When subscribing and resolving documents, we notice that it seems to be the case that messages are getting resolved sequentially. Is there a way to buffer and in-parallel expand the messages for a subscription so that sub-resolvers can be executed ahead-of-transmission of the previous messages? This in principal works because queries are intentionally idempotent, so we can "run ahead" of the transmission of each message resolving the next fews child nodes.

Just trying to find where this is in the code, and happy to add it as a PR.

jensneuse commented 10 months ago

Hey, I'm not sure I fully understand the mechanics of your service. Do you like to have "batched" reads on a subscription, similar to Kafka, and then resolve in parallel to leverage single flight during resolving? I'm not sure I can follow. Are you able to explain your use case in more detail?

steve-gray commented 10 months ago

Essentially we're subscribing to a NATs stream, but the rate of messages arriving from the stream is faster than the sub-resolvers per item can be resolved. This is causing backpressure on the server side for the consuming channel, messages to get discarded etc.

What we'd like to do is be able to execute up to N items ahead of resolvers on a subscription, so that when I query:

subscription {
     foo(input: $input) {
          bar {
              name
              fizz {
                  buzz
              }
        }
     }
}

Essentially would like to be able to resolve the sub-resolvers ahead of transmission for items, so that when 4 messages dequeue from the queue, they all process in parallel, up to some configurable limit, to enable the supergraph federation to keep up with the subscription data rate.

Otherwise, in the scenario where messages come every 10ms, but the queries take 11ms to resolve, you'll gradually fall further and further behind time, until you either drop the subscription, lose messages or OOM something in the chain.

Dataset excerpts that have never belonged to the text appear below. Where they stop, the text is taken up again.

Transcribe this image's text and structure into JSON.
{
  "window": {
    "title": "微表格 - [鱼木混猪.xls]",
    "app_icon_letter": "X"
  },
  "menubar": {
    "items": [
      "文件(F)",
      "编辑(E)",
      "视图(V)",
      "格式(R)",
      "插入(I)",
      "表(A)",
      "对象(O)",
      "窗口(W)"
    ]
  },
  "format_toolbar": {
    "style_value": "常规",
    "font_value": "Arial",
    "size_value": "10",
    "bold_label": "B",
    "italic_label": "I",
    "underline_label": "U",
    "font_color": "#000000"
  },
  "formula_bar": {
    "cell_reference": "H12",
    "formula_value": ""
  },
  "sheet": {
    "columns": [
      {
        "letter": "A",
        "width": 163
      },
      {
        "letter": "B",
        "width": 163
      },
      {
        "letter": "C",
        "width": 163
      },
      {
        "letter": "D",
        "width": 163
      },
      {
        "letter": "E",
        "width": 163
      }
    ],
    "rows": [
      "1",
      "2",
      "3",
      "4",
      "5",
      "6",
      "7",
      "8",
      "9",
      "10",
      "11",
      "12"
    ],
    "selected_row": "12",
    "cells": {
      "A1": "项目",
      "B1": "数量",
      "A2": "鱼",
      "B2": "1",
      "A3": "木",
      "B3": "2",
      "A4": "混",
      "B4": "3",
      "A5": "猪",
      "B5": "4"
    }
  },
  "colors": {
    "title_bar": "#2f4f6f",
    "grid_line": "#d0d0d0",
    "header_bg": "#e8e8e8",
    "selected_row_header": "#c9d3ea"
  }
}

jensneuse commented 10 months ago

Hey, we're currently implementing something specifically for Federation and Event-Driven Architecture on top of NATS. It would be interesting to have a conversation. Are you interested to book a call and we discuss this a bit further? You can book via this link: https://wundergraph.com/meet/jensneuse

steve-gray commented 10 months ago

Hey,

We're not interested in NATS at all (our delivery guarantees are iron-clad, cannot-drop, at-least once with streaming retries), but are not good fits for the JetStream architecture. Is this talk something that would be more abstract and not tied to NATS?

What we really want to know is where in the code to start even looking for the code that does the subgraph resolver calls, so we can buffer that. We're happy to do the work and submit it back as a PR, but unpicking where it happens in the Engine/EngineV2/EngineNewNewV2, EngineV2Final.psd labyrinth has eluded us so far.

jensneuse commented 10 months ago

This is not tied to NATS, we're just using it to develop the feature as it allows us to test everything in memory. This feature is not yet committed so it's not yet visible. Once done, you'll be able to implement your own interfaces with other message oriented middlewares. What I'm interested in is understand the access patterns you need and if our event source interface is sufficient.

steve-gray commented 10 months ago

Can you email through your calendar to steve (the at-sign) zeroflucs (dot) io? We'll be keen to have the chat. Timezone wise I'm UTC+10, and I've got an engineer who's UK time, and we'd both like to be on this call - so maybe some time that works for all 3 of us?